In local elections, voters are often more concerned with salting roads than with social issues. But civil-rights advocates say that even local officials can do much to advance — or hinder — causes like reproductive freedom and LGBT equality.
"From same-sex partner benefits for city employees ... to economic development initiatives, mayor[s] can have a huge impact on the rights and opportunities of women and girls," says Heather Arnet, CEO of The Women and Girls Foundation.
Mayors can also decide police presence at women's health clinics, and use appointments to determine the demographic makeup of city boards, and authorities and commissions. Those agencies, Arnet says, "create the majority of policies and budget decisions that impact the lives of residents."
The three major contenders in this year's Democratic primary — Pittsburgh City Councilor Bill Peduto, state Representative Jake Wheatley, and former state Auditor General Jack Wagner — all have broadly similar positions on LGBT equality and reproductive rights. But they arrived at those positions in different ways.
While all three candidates have earned strong marks for their stance on LGBT issues in recent years, Peduto has received the most love in return. His mayoral bid has been endorsed by three LGBT-advocacy groups: statewide advocacy group Equality Pennsylvania, as well as the Steel City Stonewall Democrats and the Gertrude Stein Political Club.
He supported efforts to create a citywide domestic-partner registry, which allows same-sex couples to formally declare a committed relationship. (The registry has no legal authority, but can be used by employers as a basis for providing domestic-partner benefits to employees.) And at an April 18 forum hosted by Planned Parenthood, he suggested constructing new buildings with bathrooms designated for transgender occupants. "[T]here has to be accessibility for all," he said.
Peduto, whose mayoral run has been endorsed by Planned Parenthood, backed a 2005 "Medical Safety Zone Ordinance," which set up a 15-foot buffer zone around women's health clinics — and an 8-foot "bubble zone" around patients entering or leaving. That measure, supported by pro-choice groups, was later overturned when a judge ruled it infringed on the free speech of abortion opponents. (Currently only the buffer zone remains.) But at the April 18 forum, Peduto said his support for access hadn't changed: "If it does require an officer to be there to remind [observers of] the rights of all individuals, I'll certainly have an officer there."
Wagner's position on LGBT equality has evolved over the course of his political career. As a city councilor, he opposed a 1990 ordinance to include gays and lesbians in the city's anti-discrimination law. The Pittsburgh Post-Gazette reported that while Wagner acknowledged "incidents" of discrimination, "I don't believe that [Pittsburghers] discriminate in any systematic manner against homosexuals."
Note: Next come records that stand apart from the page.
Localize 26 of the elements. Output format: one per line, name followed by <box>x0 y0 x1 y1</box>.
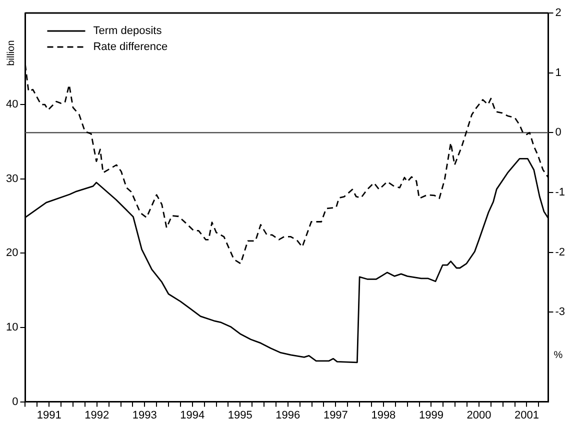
x-tick-label: 1993 <box>132 409 157 422</box>
y2-tick-label: 1 <box>555 66 562 79</box>
y2-tick-label: -2 <box>555 246 565 258</box>
y-axis-title: billion <box>6 40 17 66</box>
x-tick-label: 1994 <box>180 409 205 422</box>
y2-tick-label: 0 <box>555 126 562 139</box>
x-tick-label: 1997 <box>323 409 348 422</box>
x-tick-label: 1996 <box>276 409 300 422</box>
y-tick-label: 20 <box>6 247 18 260</box>
y2-tick-label: -1 <box>555 186 565 198</box>
y-tick-label: 40 <box>6 98 18 110</box>
x-tick-label: 2001 <box>514 409 539 422</box>
x-tick-label: 1991 <box>36 409 62 422</box>
x-tick-label: 1998 <box>371 409 396 422</box>
x-tick-label: 1992 <box>84 409 110 422</box>
y2-tick-label: 2 <box>555 7 562 20</box>
legend-label: Rate difference <box>93 41 168 54</box>
y-tick-label: 10 <box>6 321 18 334</box>
y2-axis-title: % <box>554 350 563 361</box>
x-tick-label: 1995 <box>228 409 252 422</box>
legend-label: Term deposits <box>93 25 162 38</box>
y-tick-label: 0 <box>12 396 18 408</box>
x-tick-label: 2000 <box>466 409 492 422</box>
y-tick-label: 30 <box>6 172 18 185</box>
x-tick-label: 1999 <box>418 409 444 422</box>
y2-tick-label: -3 <box>555 306 565 318</box>
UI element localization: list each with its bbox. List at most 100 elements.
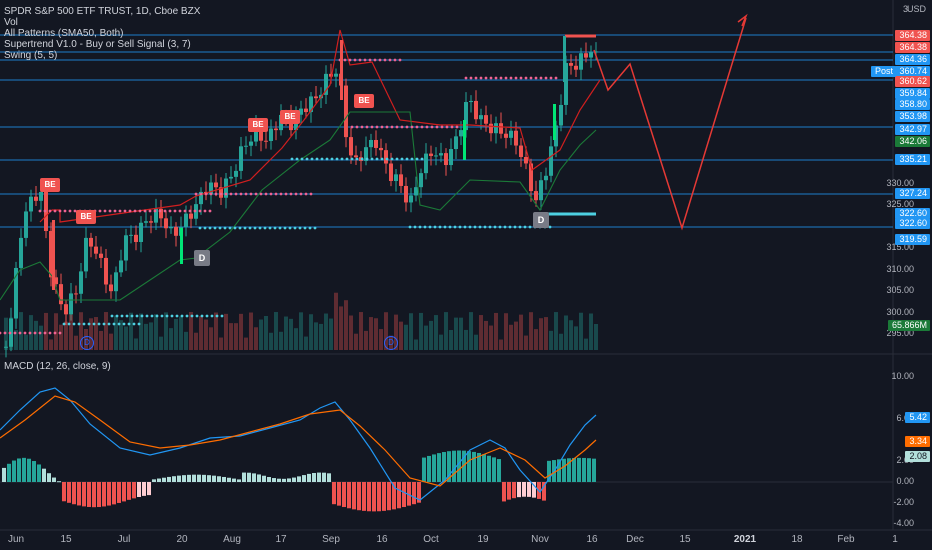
swing-dot [269, 192, 273, 196]
swing-dot [108, 209, 112, 213]
price-tag: 319.59 [895, 234, 930, 245]
macd-histogram-bar [232, 478, 236, 482]
swing-dot [355, 125, 359, 129]
macd-histogram-bar [272, 478, 276, 482]
macd-histogram-bar [77, 482, 81, 506]
macd-histogram-bar [582, 457, 586, 482]
swing-dot [58, 209, 62, 213]
macd-histogram-bar [92, 482, 96, 508]
candle-body [484, 115, 488, 124]
volume-bar [529, 312, 533, 350]
volume-bar [279, 331, 283, 350]
macd-histogram-bar [372, 482, 376, 512]
price-axis-label: 305.00 [886, 285, 914, 296]
volume-bar [174, 318, 178, 350]
swing-dot [249, 192, 253, 196]
swing-dot [223, 226, 227, 230]
swing-dot [115, 314, 119, 318]
bearish-engulfing-marker[interactable]: BE [248, 118, 268, 132]
volume-bar [229, 323, 233, 350]
swing-dot [200, 314, 204, 318]
swing-dot [375, 157, 379, 161]
symbol-title[interactable]: SPDR S&P 500 ETF TRUST, 1D, Cboe BZX [4, 6, 201, 17]
swing-dot [204, 192, 208, 196]
swing-dot [355, 157, 359, 161]
swing-dot [368, 58, 372, 62]
macd-indicator-label[interactable]: MACD (12, 26, close, 9) [4, 361, 111, 372]
candle-body [49, 231, 53, 278]
macd-histogram-bar [507, 482, 511, 500]
macd-histogram-bar [197, 474, 201, 482]
doji-marker[interactable]: D [533, 212, 549, 228]
candle-body [124, 235, 128, 261]
swing-dot [438, 225, 442, 229]
swing-dot [325, 157, 329, 161]
dividend-marker[interactable]: D [384, 336, 398, 350]
supertrend-indicator-label[interactable]: Supertrend V1.0 - Buy or Sell Signal (3,… [4, 39, 191, 50]
macd-histogram-bar [577, 457, 581, 482]
bearish-engulfing-marker[interactable]: BE [280, 110, 300, 124]
volume-bar [14, 330, 18, 350]
swing-dot [238, 226, 242, 230]
patterns-indicator-label[interactable]: All Patterns (SMA50, Both) [4, 28, 124, 39]
volume-bar [154, 314, 158, 350]
macd-histogram-bar [52, 477, 56, 482]
swing-dot [13, 331, 17, 335]
swing-dot [213, 226, 217, 230]
candle-body [139, 222, 143, 242]
swing-dot [110, 314, 114, 318]
currency-num: 3 [902, 4, 908, 14]
volume-bar [374, 318, 378, 350]
swing-dot [383, 58, 387, 62]
swing-dot [180, 314, 184, 318]
bearish-engulfing-marker[interactable]: BE [40, 178, 60, 192]
candle-body [264, 140, 268, 142]
macd-histogram-bar [207, 475, 211, 482]
swing-dot [549, 76, 553, 80]
macd-histogram-bar [392, 482, 396, 510]
price-axis-label: 325.00 [886, 199, 914, 210]
swing-indicator-label[interactable]: Swing (5, 5) [4, 50, 58, 61]
swing-dot [87, 322, 91, 326]
swing-dot [360, 157, 364, 161]
volume-indicator-label[interactable]: Vol [4, 17, 18, 28]
bearish-engulfing-marker[interactable]: BE [354, 94, 374, 108]
candle-body [39, 191, 43, 201]
swing-dot [228, 226, 232, 230]
swing-dot [183, 209, 187, 213]
swing-dot [420, 125, 424, 129]
macd-histogram-bar [422, 457, 426, 482]
macd-histogram-bar [307, 473, 311, 482]
swing-dot [554, 76, 558, 80]
swing-dot [43, 209, 47, 213]
macd-histogram-bar [462, 450, 466, 482]
macd-histogram-bar [292, 477, 296, 482]
currency-label[interactable]: USD [906, 4, 926, 14]
volume-bar [544, 317, 548, 350]
supertrend-green-line [0, 111, 597, 301]
swing-dot [343, 58, 347, 62]
swing-dot [127, 322, 131, 326]
swing-dot [43, 331, 47, 335]
macd-histogram-bar [282, 478, 286, 482]
volume-bar [299, 312, 303, 350]
candle-body [79, 271, 83, 294]
swing-dot [330, 157, 334, 161]
macd-axis-label: 2.00 [896, 455, 932, 465]
volume-bar [444, 312, 448, 350]
swing-dot [243, 226, 247, 230]
swing-dot [390, 157, 394, 161]
dividend-marker[interactable]: D [80, 336, 94, 350]
swing-dot [464, 76, 468, 80]
candle-body [159, 208, 163, 219]
bearish-engulfing-marker[interactable]: BE [76, 210, 96, 224]
volume-bar [524, 335, 528, 350]
macd-histogram-bar [187, 474, 191, 482]
doji-marker[interactable]: D [194, 250, 210, 266]
candle-body [234, 170, 238, 177]
candle-body [489, 123, 493, 134]
volume-bar [209, 327, 213, 350]
volume-bar [259, 319, 263, 350]
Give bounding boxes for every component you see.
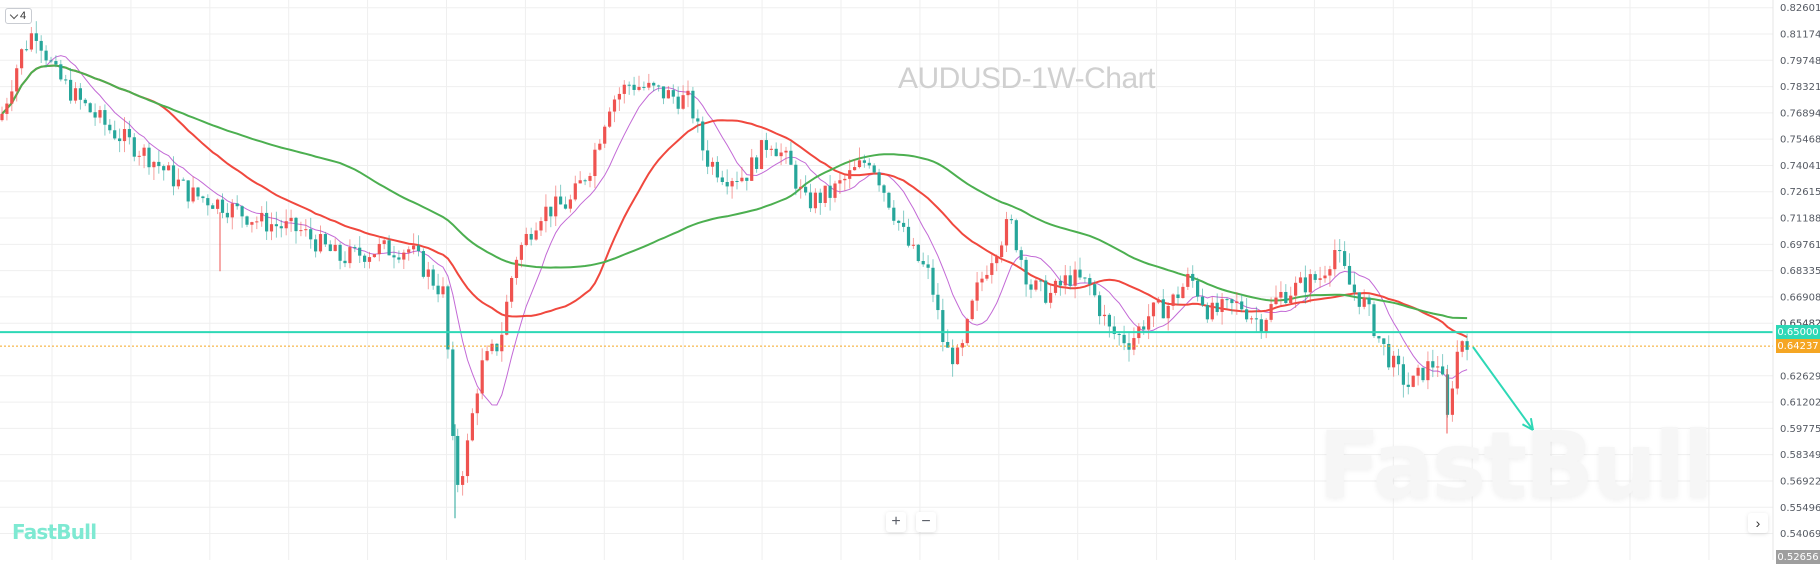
price-axis-tick: 0.79748 [1780,56,1820,67]
price-axis-tick: 0.65482 [1780,319,1820,330]
price-axis-tick: 0.81174 [1780,30,1820,41]
axis-bottom-tag: 0.52656 [1776,550,1820,564]
price-axis-tick: 0.71188 [1780,214,1820,225]
price-axis-tick: 0.75468 [1780,135,1820,146]
chevron-right-icon: › [1755,515,1761,531]
indicator-toggle-button[interactable]: 4 [5,8,33,24]
price-axis-tick: 0.65482 [1780,319,1820,330]
moving-averages [1,55,1468,406]
trend-arrow-annotation [1472,346,1535,432]
ma-line-ma-short [1,55,1468,406]
plus-icon: + [891,513,901,530]
candlesticks [0,21,1469,519]
chart-grid [0,0,1773,560]
zoom-in-button[interactable]: + [886,512,906,532]
arrow-down-icon[interactable] [1472,346,1534,431]
price-axis-tick: 0.62629 [1780,371,1820,382]
price-axis-tick: 0.61202 [1780,398,1820,409]
price-axis-tick: 0.66908 [1780,292,1820,303]
indicator-count: 4 [20,10,27,22]
price-axis-tick: 0.72615 [1780,187,1820,198]
price-axis-tick: 0.55496 [1780,503,1820,514]
minus-icon: − [921,513,931,530]
zoom-out-button[interactable]: − [916,512,936,532]
horizontal-price-lines [0,331,1773,347]
price-axis[interactable]: 0.82601 0.81174 0.79748 0.78321 0.76894 0.754… [1780,3,1820,540]
chart-title-watermark: AUDUSD-1W-Chart [898,62,1155,95]
price-axis-tick: 0.69761 [1780,240,1820,251]
price-axis-tick: 0.58349 [1780,450,1820,461]
price-axis-tick: 0.74041 [1780,161,1820,172]
price-axis-tick: 0.82601 [1780,3,1820,14]
ma-line-ma-long [1,64,1468,320]
price-axis-tick: 0.54069 [1780,529,1820,540]
chevron-down-icon [9,10,19,19]
horizontal-line-price-tag: 0.65000 [1776,325,1820,340]
brand-watermark: FastBull [1318,412,1714,519]
scroll-right-button[interactable]: › [1748,513,1768,533]
price-axis-tick: 0.59775 [1780,424,1820,435]
price-axis-tick: 0.76894 [1780,108,1820,119]
last-price-tag: 0.64237 [1776,339,1820,354]
price-axis-tick: 0.78321 [1780,82,1820,93]
price-axis-tick: 0.68335 [1780,266,1820,277]
price-axis-tick: 0.56922 [1780,476,1820,487]
brand-logo: FastBull [12,520,97,544]
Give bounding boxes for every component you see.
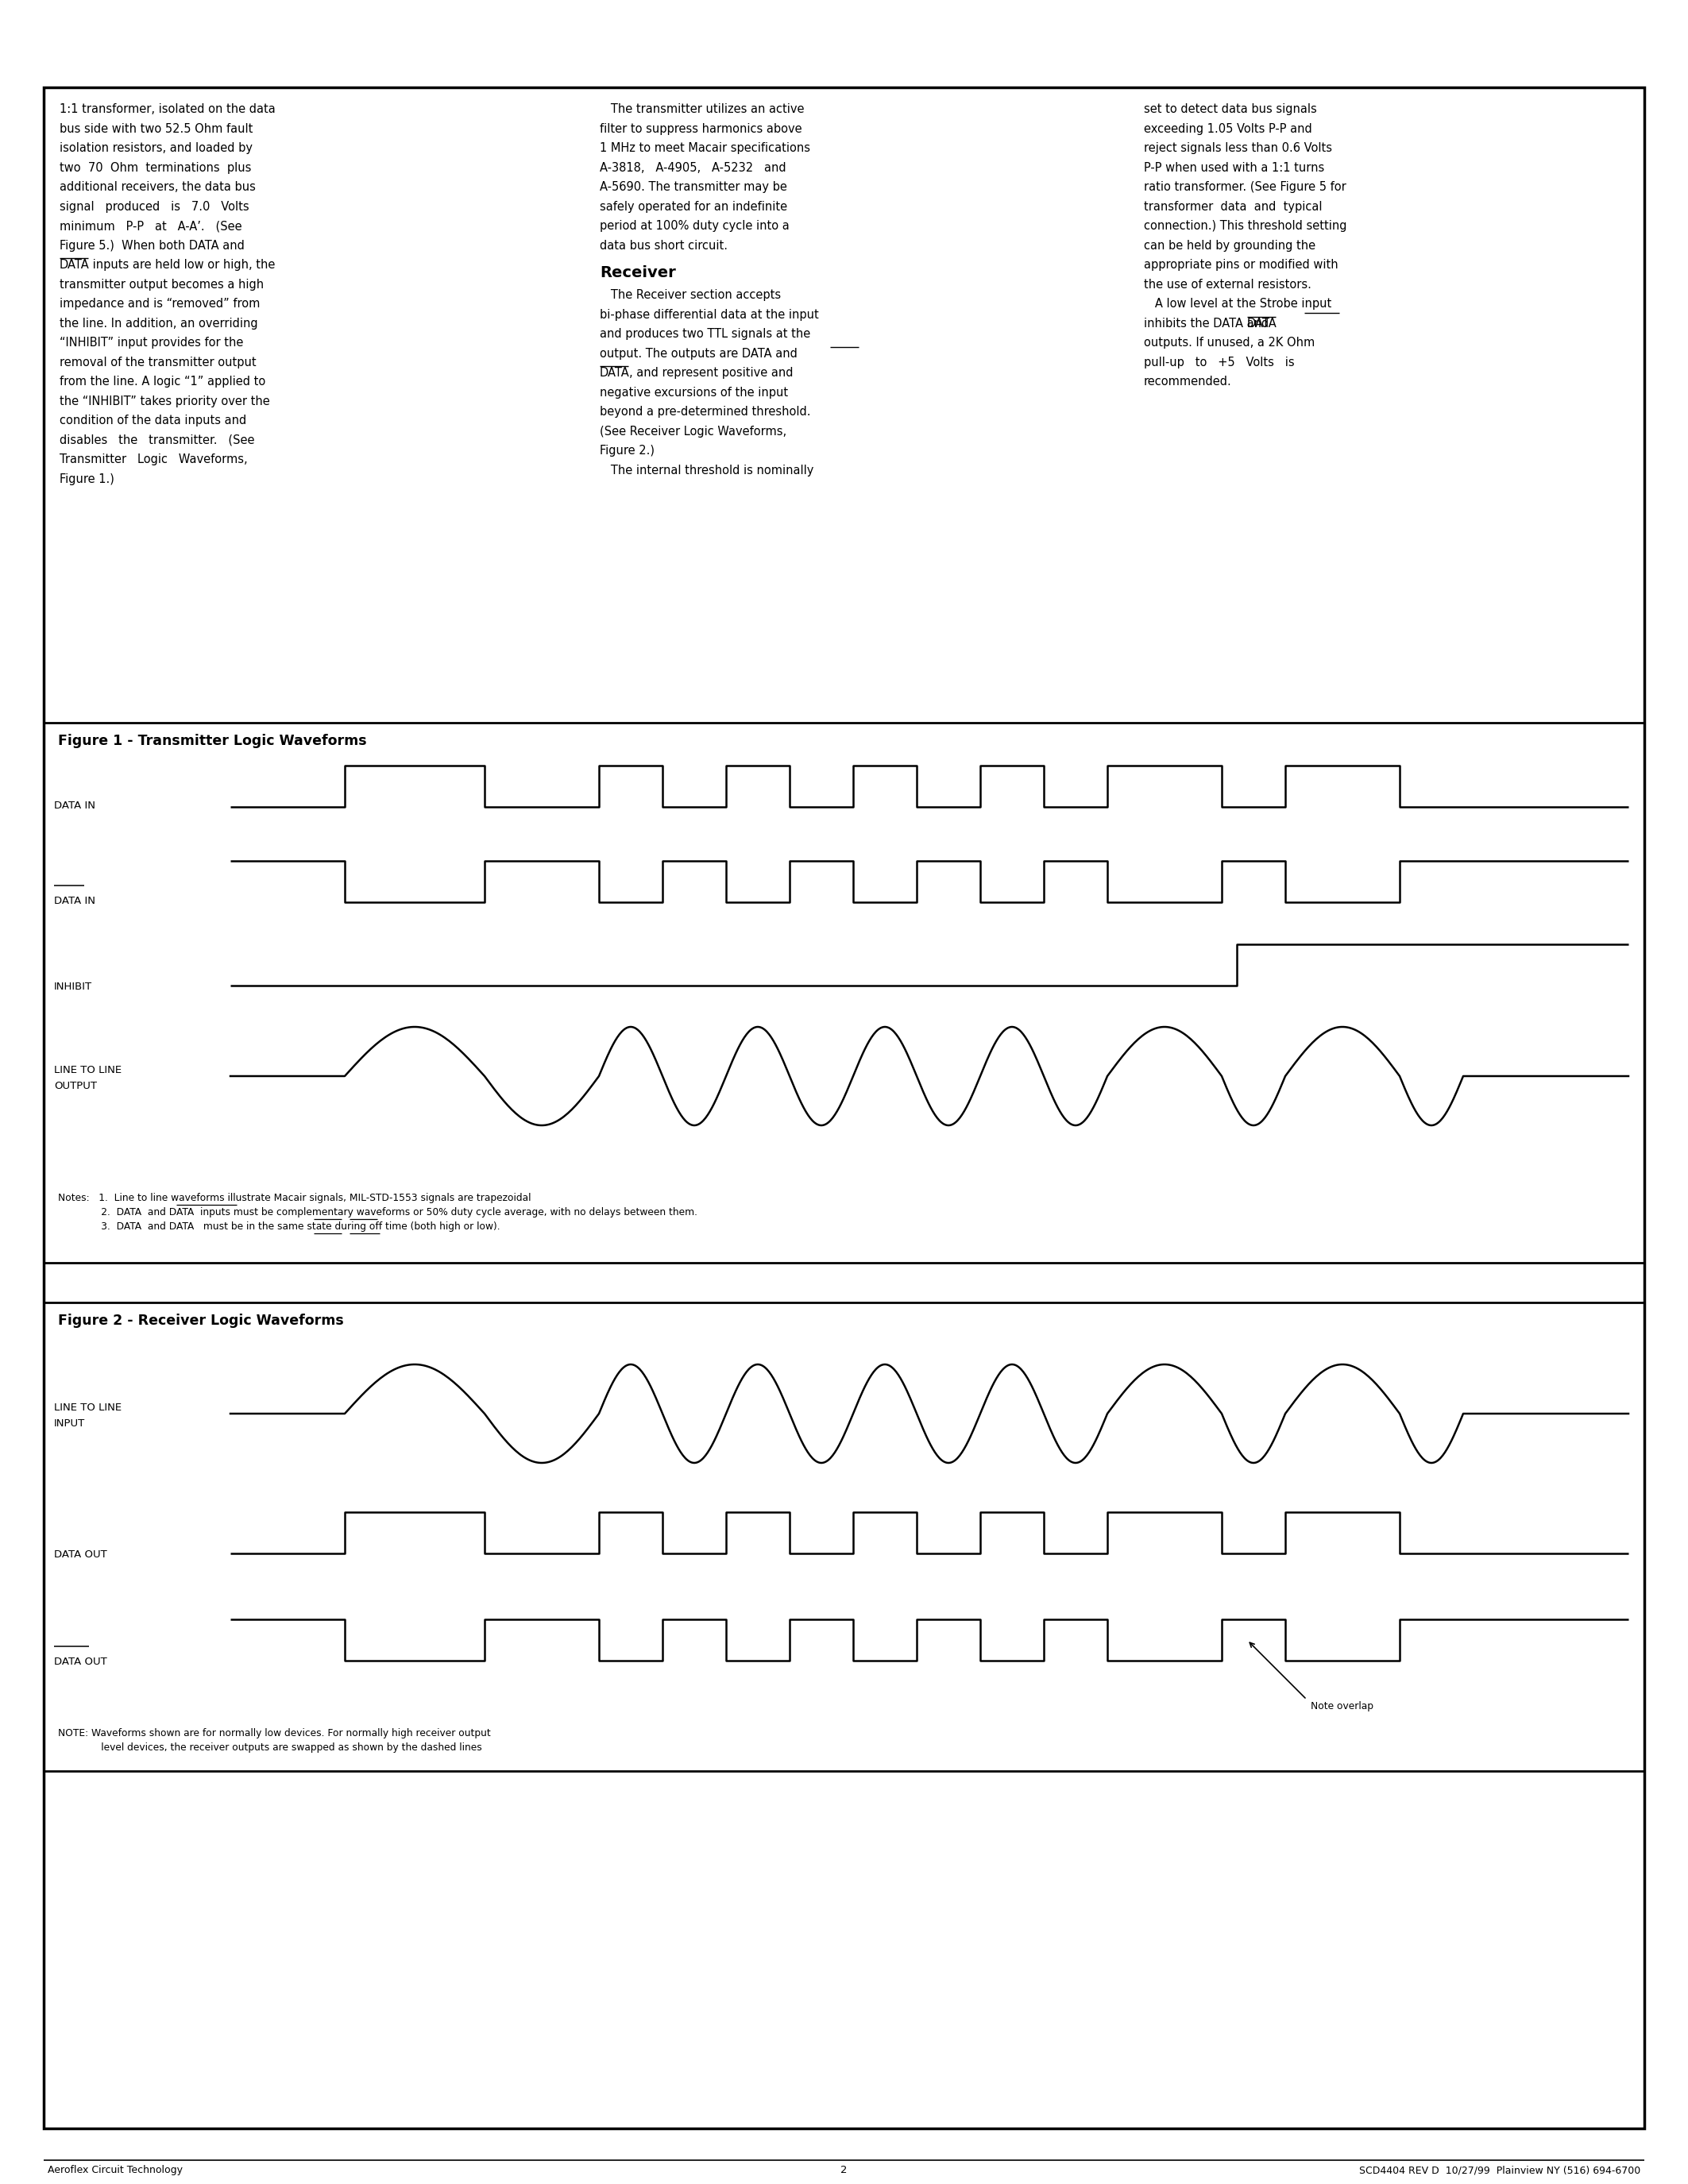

But during a 10-year stint in the state Senate, Wagner championed numerous pro-LGBT bills, including measures to bar discrimination on the basis of sexual orientation, and to punish attacks on gays and lesbians as hate crimes. In this year's mayoral race, he told the Steel City Stonewall Democrats that he backed "full equality under the law for members of the LGBT community," including "the right to marry."
During his failed 2010 gubernatorial campaign, some anti-choice groups touted Wagner as an ally, but while Wagner described himself as a "pro-life Democrat," he also said he "support[ed] the current state law" — which permits abortion. In any case, Wagner's campaign told City Paper that he pledged to "enforce [clinic-access] laws appropriately." He also pledged to initiate a gender-equity pay audit, to weed out any disparities in pay, and to ensure his appointments "reflect the demographics ... of our city" — particularly in terms of gender.
While Peduto edged out Wheatley for Planned Parenthood's endorsement this year, Wheatley earns high marks from the group as well. In Harrisburg, he's supported pro-choice causes, including state funding for family-planning programs. Wheatley has also co-sponsored a 2009 measure requiring comprehensive sex-education courses in public schools. And when the legislature took up a bill to impose stringent — and arguably arbitrary — standards on abortion providers in 2011, Wheatley voted in line with Planned Parenthood's position.
At the Planned Parenthood forum, he joined Peduto in pledging to uphold clinic-access laws. "We need to enforce our laws and protect our citizens regardless of [if] it is coming out of a reproductive center or if you are walking down the street in Homewood," he said.
Wheatley is a member of the legislature's LGBT Caucus, a group of lawmakers who support the cause of LGBT equality. Wheatley, too, has co-sponsored legislation that would prohibit discrimination based on sexual orientation, gender identity and expression. In 2006, he voted against a proposed constitutional amendment banning gay marriage. And as he told the Steel City Stonewall Democrats in 2010, he has long been involved in "fighting back laws that would discriminate against individuals within the LGBT community."